At once [the queen] looked to me, her sharp gaze accusing me of betraying her most intimate secret. Minutely I shook my head. She looked for Anne in the dancers and saw her, with George's hand in hers. Blandly, Anne looked back. (5.72)
Anne doesn't care about betraying the queen, so she never tries to deny it. Her non-denial is pretty much an affirmation.
"I love the queen. She's a great lady and I can't betray her. I cannot take her place." (12.13)
Whoa, déjà vu. It didn't work the first time for Mary, and it doesn't work this time, either. She is still ordered to sleep with the king.

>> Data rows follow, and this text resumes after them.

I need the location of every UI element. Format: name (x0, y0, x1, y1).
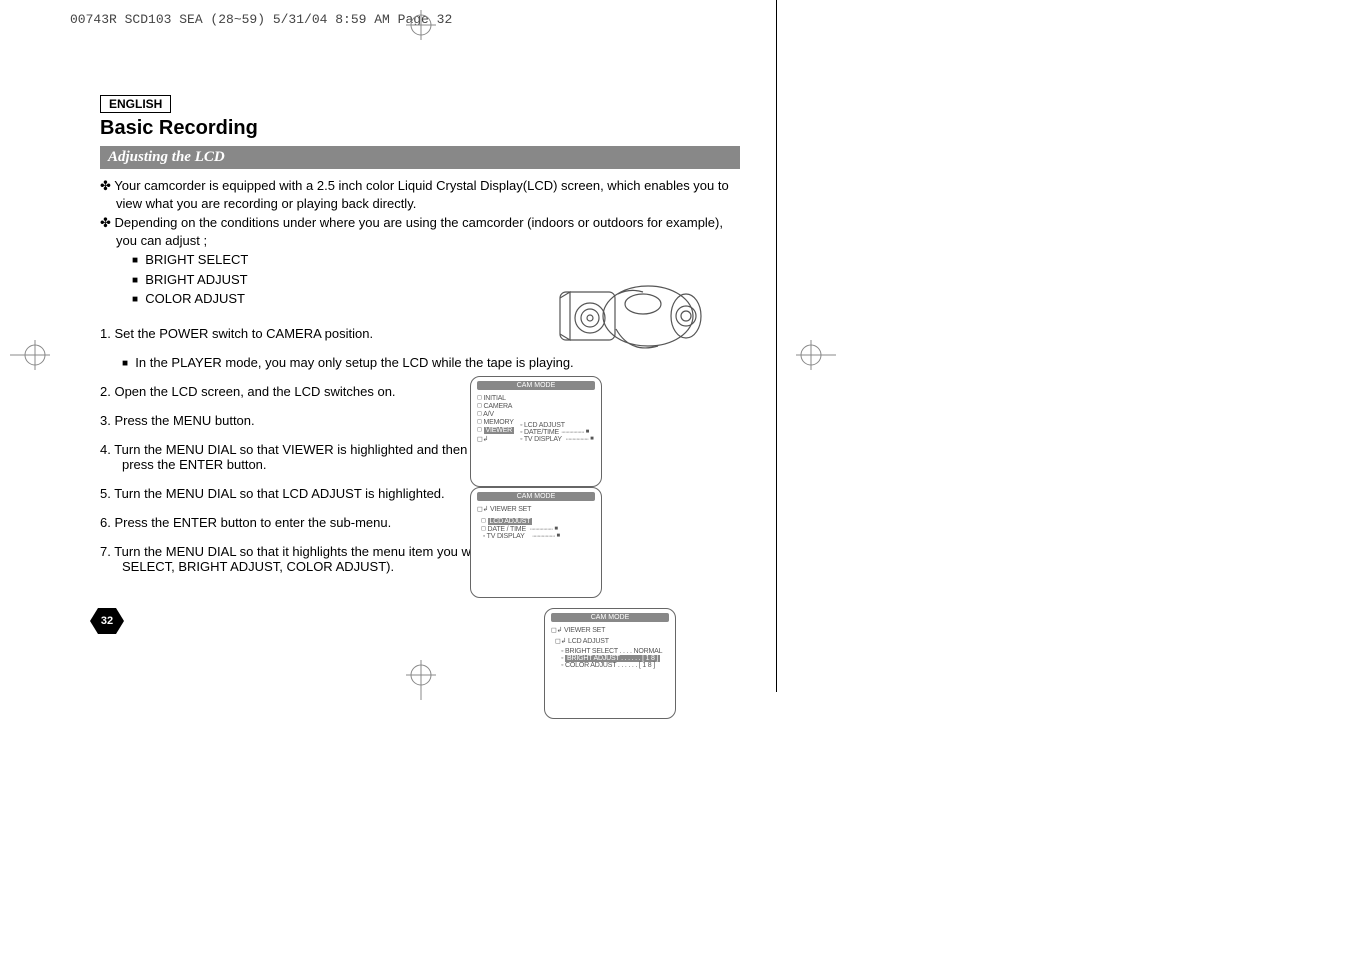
menu-header: VIEWER SET (490, 506, 531, 513)
list-item: ■ BRIGHT SELECT (100, 251, 740, 269)
intro-para-2: ✤ Depending on the conditions under wher… (100, 214, 740, 249)
intro-para-1: ✤ Your camcorder is equipped with a 2.5 … (100, 177, 740, 212)
return-icon: ◻↲ (477, 436, 488, 443)
bullet-bright-adjust: BRIGHT ADJUST (145, 272, 247, 287)
crop-mark-bottom (406, 660, 436, 690)
menu-value: [ 1 8 ] (639, 662, 655, 669)
crop-mark-left (10, 340, 40, 370)
bullet-bright-select: BRIGHT SELECT (145, 252, 248, 267)
menu-value: NORMAL (634, 648, 663, 655)
menu-figures: CAM MODE ◻ INITIAL ◻ CAMERA ◻ A/V ◻ MEMO… (470, 376, 750, 719)
menu-sub: LCD ADJUST (524, 422, 565, 429)
menu-title: CAM MODE (477, 381, 595, 390)
menu-title: CAM MODE (551, 613, 669, 622)
menu-value: [ 1 8 ] (642, 655, 658, 662)
menu-box-1: CAM MODE ◻ INITIAL ◻ CAMERA ◻ A/V ◻ MEMO… (470, 376, 602, 487)
section-subtitle: Adjusting the LCD (100, 146, 740, 169)
menu-box-2: CAM MODE ◻↲ VIEWER SET ◻ LCD ADJUST ◻ DA… (470, 487, 602, 598)
menu-item: A/V (483, 411, 494, 418)
return-icon: ◻↲ (555, 638, 566, 645)
menu-item-selected: LCD ADJUST (488, 518, 533, 525)
return-icon: ◻↲ (477, 506, 488, 513)
page-number-badge: 32 (90, 608, 124, 634)
intro-text-1: Your camcorder is equipped with a 2.5 in… (114, 178, 728, 211)
return-icon: ◻↲ (551, 627, 562, 634)
menu-item: BRIGHT SELECT . . . . (565, 648, 632, 655)
page-title: Basic Recording (100, 117, 740, 140)
bullet-color-adjust: COLOR ADJUST (145, 291, 245, 306)
menu-sub: TV DISPLAY (524, 436, 562, 443)
menu-item: MEMORY (484, 419, 514, 426)
print-slug: 00743R SCD103 SEA (28~59) 5/31/04 8:59 A… (70, 12, 452, 27)
step-1-note-text: In the PLAYER mode, you may only setup t… (135, 355, 573, 370)
menu-box-3: CAM MODE ◻↲ VIEWER SET ◻↲ LCD ADJUST ◦ B… (544, 608, 676, 719)
menu-item: CAMERA (484, 403, 513, 410)
step-4: 4. Turn the MENU DIAL so that VIEWER is … (100, 442, 492, 472)
step-5: 5. Turn the MENU DIAL so that LCD ADJUST… (100, 486, 492, 501)
menu-title: CAM MODE (477, 492, 595, 501)
step-6: 6. Press the ENTER button to enter the s… (100, 515, 492, 530)
menu-header: VIEWER SET (564, 627, 605, 634)
language-label: ENGLISH (100, 95, 171, 113)
intro-text-2: Depending on the conditions under where … (115, 215, 723, 248)
menu-item: INITIAL (484, 395, 506, 402)
menu-subheader: LCD ADJUST (568, 638, 609, 645)
crop-mark-top (406, 10, 436, 40)
menu-item: COLOR ADJUST . . . . . . (565, 662, 637, 669)
camera-illustration (558, 284, 708, 364)
menu-item-selected: VIEWER (484, 427, 514, 434)
menu-item: TV DISPLAY (487, 533, 525, 540)
menu-item-selected: BRIGHT ADJUST . . . . . . (567, 655, 640, 662)
menu-sub: DATE/TIME (524, 429, 559, 436)
page-divider (776, 0, 777, 692)
crop-mark-right (796, 340, 826, 370)
menu-item: DATE / TIME (488, 526, 526, 533)
page-number: 32 (90, 608, 124, 634)
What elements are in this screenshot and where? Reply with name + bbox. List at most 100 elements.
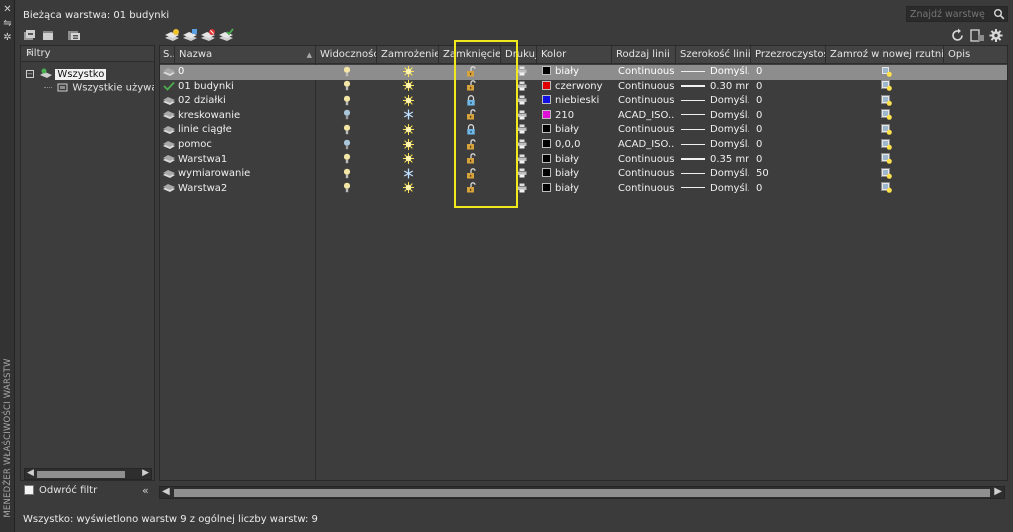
table-row[interactable]: linie ciągłe biały Continuous Domyśl... 0: [160, 123, 1007, 138]
layer-color[interactable]: biały: [542, 123, 612, 138]
scroll-right-icon[interactable]: ▶: [142, 468, 149, 478]
layer-transparency[interactable]: 0: [756, 138, 816, 153]
lock-toggle[interactable]: [466, 109, 480, 124]
grid-scroll-right-icon[interactable]: ▶: [994, 486, 1002, 497]
column-header-vp-freeze[interactable]: Zamroź w nowej rzutni: [826, 46, 944, 64]
collapse-filters-bottom-icon[interactable]: «: [142, 484, 149, 497]
column-header-freeze[interactable]: Zamrożenie: [377, 46, 439, 64]
layer-transparency[interactable]: 0: [756, 182, 816, 197]
filters-scroll-thumb[interactable]: [37, 471, 125, 478]
freeze-toggle[interactable]: [403, 167, 417, 182]
column-header-transparency[interactable]: Przezroczystość: [751, 46, 826, 64]
new-layer-vp-frozen-icon[interactable]: [182, 28, 198, 43]
table-row[interactable]: Warstwa2 biały Continuous Domyśl... 0: [160, 182, 1007, 197]
plot-toggle[interactable]: [517, 167, 531, 182]
plot-toggle[interactable]: [517, 109, 531, 124]
table-row[interactable]: wymiarowanie biały Continuous Domyśl... 50: [160, 167, 1007, 182]
layer-name[interactable]: Warstwa2: [178, 182, 308, 197]
layer-linetype[interactable]: ACAD_ISO...: [618, 138, 674, 153]
new-vp-freeze-toggle[interactable]: [881, 138, 895, 153]
lock-toggle[interactable]: [466, 167, 480, 182]
column-header-name[interactable]: Nazwa ▲: [175, 46, 316, 64]
tree-collapse-icon[interactable]: −: [26, 69, 34, 78]
layer-name[interactable]: kreskowanie: [178, 109, 308, 124]
new-group-filter-icon[interactable]: [40, 28, 56, 43]
lock-toggle[interactable]: [466, 80, 480, 95]
column-header-lineweight[interactable]: Szerokość linii: [676, 46, 751, 64]
freeze-toggle[interactable]: [403, 65, 417, 80]
freeze-toggle[interactable]: [403, 109, 417, 124]
layer-name[interactable]: 02 działki: [178, 94, 308, 109]
layer-transparency[interactable]: 0: [756, 109, 816, 124]
filters-horizontal-scrollbar[interactable]: ◀ ▶: [24, 468, 152, 480]
new-layer-icon[interactable]: [164, 28, 180, 43]
freeze-toggle[interactable]: [403, 123, 417, 138]
layer-lineweight[interactable]: Domyśl...: [681, 109, 749, 124]
refresh-icon[interactable]: [950, 28, 966, 43]
table-row[interactable]: 02 działki niebieski Continuous Domyśl... 0: [160, 94, 1007, 109]
layer-lineweight[interactable]: 0.30 mm: [681, 80, 749, 95]
layer-name[interactable]: wymiarowanie: [178, 167, 308, 182]
tree-item-all[interactable]: − Wszystko: [26, 68, 107, 82]
search-icon[interactable]: [993, 8, 1005, 20]
new-vp-freeze-toggle[interactable]: [881, 153, 895, 168]
collapse-filters-icon[interactable]: «: [26, 46, 150, 59]
lock-toggle[interactable]: [466, 65, 480, 80]
layer-name[interactable]: Warstwa1: [178, 153, 308, 168]
layer-states-manager-icon[interactable]: [66, 28, 82, 43]
layer-status[interactable]: [163, 109, 177, 124]
new-property-filter-icon[interactable]: [22, 28, 38, 43]
table-row[interactable]: pomoc 0,0,0 ACAD_ISO... Domyśl... 0: [160, 138, 1007, 153]
tree-item-all-used[interactable]: Wszystkie używane warstwy: [44, 82, 154, 96]
layer-linetype[interactable]: Continuous: [618, 80, 674, 95]
invert-filter-checkbox[interactable]: [24, 485, 34, 495]
layer-search-input[interactable]: [907, 7, 993, 21]
column-header-linetype[interactable]: Rodzaj linii: [612, 46, 676, 64]
lock-toggle[interactable]: [466, 153, 480, 168]
visibility-toggle[interactable]: [343, 167, 357, 182]
layer-lineweight[interactable]: Domyśl...: [681, 123, 749, 138]
new-vp-freeze-toggle[interactable]: [881, 80, 895, 95]
layer-settings-panel-icon[interactable]: [969, 28, 985, 43]
column-header-visibility[interactable]: Widoczność: [316, 46, 377, 64]
table-row[interactable]: 0 biały Continuous Domyśl... 0: [160, 65, 1007, 80]
new-vp-freeze-toggle[interactable]: [881, 109, 895, 124]
column-header-plot[interactable]: Drukuj: [501, 46, 537, 64]
visibility-toggle[interactable]: [343, 109, 357, 124]
layer-linetype[interactable]: ACAD_ISO...: [618, 109, 674, 124]
layer-linetype[interactable]: Continuous: [618, 153, 674, 168]
lock-toggle[interactable]: [466, 94, 480, 109]
scroll-left-icon[interactable]: ◀: [27, 468, 34, 478]
freeze-toggle[interactable]: [403, 138, 417, 153]
layer-color[interactable]: biały: [542, 182, 612, 197]
layer-status[interactable]: [163, 167, 177, 182]
layer-name[interactable]: 01 budynki: [178, 80, 308, 95]
layer-lineweight[interactable]: Domyśl...: [681, 94, 749, 109]
visibility-toggle[interactable]: [343, 138, 357, 153]
layer-color[interactable]: biały: [542, 65, 612, 80]
grid-scroll-thumb[interactable]: [174, 489, 990, 497]
layer-status[interactable]: [163, 123, 177, 138]
close-palette-icon[interactable]: ✕: [1, 3, 14, 16]
column-header-lock[interactable]: Zamknięcie: [439, 46, 501, 64]
layer-status[interactable]: [163, 138, 177, 153]
layer-linetype[interactable]: Continuous: [618, 65, 674, 80]
table-row[interactable]: 01 budynki czerwony Continuous 0.30 mm 0: [160, 80, 1007, 95]
layer-name[interactable]: linie ciągłe: [178, 123, 308, 138]
layer-linetype[interactable]: Continuous: [618, 94, 674, 109]
palette-properties-icon[interactable]: ✲: [1, 31, 14, 44]
plot-toggle[interactable]: [517, 153, 531, 168]
column-header-description[interactable]: Opis: [944, 46, 1007, 64]
lock-toggle[interactable]: [466, 123, 480, 138]
lock-toggle[interactable]: [466, 138, 480, 153]
new-vp-freeze-toggle[interactable]: [881, 65, 895, 80]
layer-transparency[interactable]: 0: [756, 80, 816, 95]
grid-horizontal-scrollbar[interactable]: ◀ ▶: [159, 486, 1005, 499]
layer-status[interactable]: [163, 65, 177, 80]
set-current-layer-icon[interactable]: [218, 28, 234, 43]
invert-filter-option[interactable]: Odwróć filtr: [24, 485, 97, 499]
visibility-toggle[interactable]: [343, 182, 357, 197]
visibility-toggle[interactable]: [343, 80, 357, 95]
layer-transparency[interactable]: 0: [756, 94, 816, 109]
layer-lineweight[interactable]: Domyśl...: [681, 182, 749, 197]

Something of the sense of betrayal must have shown in my face, because my uncle laughed shortly, kicked a log into a spurt of flame on the fire, and gestured to George to seat me on a stool at the fireside. (14.188)
Sometimes Mary is an accidental betrayer, like here, when she accidentally lets slip that Henry thinks his marriage to Katherine is cursed. With the Boleyn family around, it's a guarantee people are plotting to betray each other.
"I cannot be charged with treason, I am the Queen of England, I am England. I cannot be divorced, I am the wife of the king." (17.212)
By cheating on Katherine, Henry doesn't only betray his wife; he also betrays his country. Just take a look at how quickly things begin to decline once Henry gets his divorce. When his marriage falls apart, the whole country suffers.
"Not very loyal," he remarked.
I picked it up. "Not very polite to stop my servants and read my letters." (18.65-18.66)
Mary is a bit of a hypocrite here. Just about ten minutes ago she read the queen's mail and told her uncle all about its contents. Doesn't feel good to be on the other side, does it, Mary?
"I knew you would tell your uncle or your father, or the king. […] I knew you would betray me." (22.30)
The queen doesn't take it personally when Mary betrays her; she understands that Mary has to be loyal to her family first—even if her family is a nasty piece of work. That's why she can still treat Mary like a human, and almost like a friend.
"She's my sister," I said passionately.
"And I am your queen," she said, like ice. (29.26)
When we said the queen doesn't take betrayal seriously, we meant it only regarding personal matters. When Mary spills the beans about the queen's marriage troubles, Katherine brushes it off. But when Mary exposes a secret code from Spain, that almost amounts to treason in Katherine's mind.
There had been a trust that the king was wise and strong and that the queen was beautiful and good and that nothing could go wrong. But Anne and the Boleyn ambition had opened a great crack in that unity and now everyone could see into the void. (44.39)
The biggest betrayal is Anne forcing the royal family to betray its people. From here on out, the people will have a tough time trusting their rulers, and the power of the monarchy will decay year by year.